In situ self-assembly for cancer therapy and imaging

In situ self-assembly — the in situ formation of complex materials via biochemical reactions of monomers — has enhanced the efficacy of drug delivery for cancer therapy and imaging. So far, nanomedicine has been confined to ex situ self-assembly, which is limited by poor deep-tumour penetration and poor blood circulation. By contrast, in situ self-assembly-based cancer treatments offer various advantages, including enhanced blood circulation of monomers, long-term drug delivery pharmacokinetics, low drug resistance and the ability to target deep tumours and organelles, which can result in disruption-mediated apoptosis and enable the imaging of cellular activity for effective cancer therapy and diagnosis. In this Review, we discuss the design of in situ self-assembled nanomedicines for cancer therapy and imaging based on various endogenous and exogenous stimuli in both the extracellular and the intracellular milieu.
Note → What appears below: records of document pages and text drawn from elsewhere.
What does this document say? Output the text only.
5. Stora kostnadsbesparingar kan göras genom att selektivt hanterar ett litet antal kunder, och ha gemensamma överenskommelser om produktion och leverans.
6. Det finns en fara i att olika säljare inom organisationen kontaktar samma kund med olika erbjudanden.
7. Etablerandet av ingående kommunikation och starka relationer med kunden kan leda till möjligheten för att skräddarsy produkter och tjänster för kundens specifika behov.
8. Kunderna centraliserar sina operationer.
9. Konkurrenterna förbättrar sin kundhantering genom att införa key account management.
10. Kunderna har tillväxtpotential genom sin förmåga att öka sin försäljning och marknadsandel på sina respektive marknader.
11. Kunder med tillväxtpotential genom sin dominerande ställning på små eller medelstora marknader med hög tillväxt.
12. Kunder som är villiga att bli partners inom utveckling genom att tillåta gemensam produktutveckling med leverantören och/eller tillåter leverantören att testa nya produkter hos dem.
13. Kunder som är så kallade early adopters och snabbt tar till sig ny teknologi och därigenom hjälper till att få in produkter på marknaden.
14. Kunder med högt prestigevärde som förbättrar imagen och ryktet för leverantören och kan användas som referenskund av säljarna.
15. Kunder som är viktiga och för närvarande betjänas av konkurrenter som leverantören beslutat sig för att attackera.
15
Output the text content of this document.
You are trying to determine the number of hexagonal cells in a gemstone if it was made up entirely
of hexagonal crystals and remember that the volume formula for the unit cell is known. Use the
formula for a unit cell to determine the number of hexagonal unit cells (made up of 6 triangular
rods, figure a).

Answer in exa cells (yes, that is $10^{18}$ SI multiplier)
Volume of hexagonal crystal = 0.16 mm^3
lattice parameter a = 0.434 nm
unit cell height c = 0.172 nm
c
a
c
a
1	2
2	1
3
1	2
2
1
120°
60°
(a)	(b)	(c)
We also highlight the advantages of cancer treatment via multimodal dynamic transformations of nanostructures self-assembled in situ, including the ability to induce mechanical stress, deploy cancer-specific targeted therapies, obtain deep-tumour penetration and sustain prolonged drug retention time in the body. Finally, we discuss from a clinical viewpoint the challenges of in situ self-assembled nanomedicine and its potential to offer advanced alternatives to existing cancer therapies. In situ self-assembly is advantageous for cancer therapy and imaging because of the efficient deep-tumour targeting, enhanced blood circulation and negligible drug resistance of the resulting nanomedicines. This Review discusses extracellular and intracellular in situ self-assembly based on endogenous and exogenous stimuli for cancer therapy and imaging applications.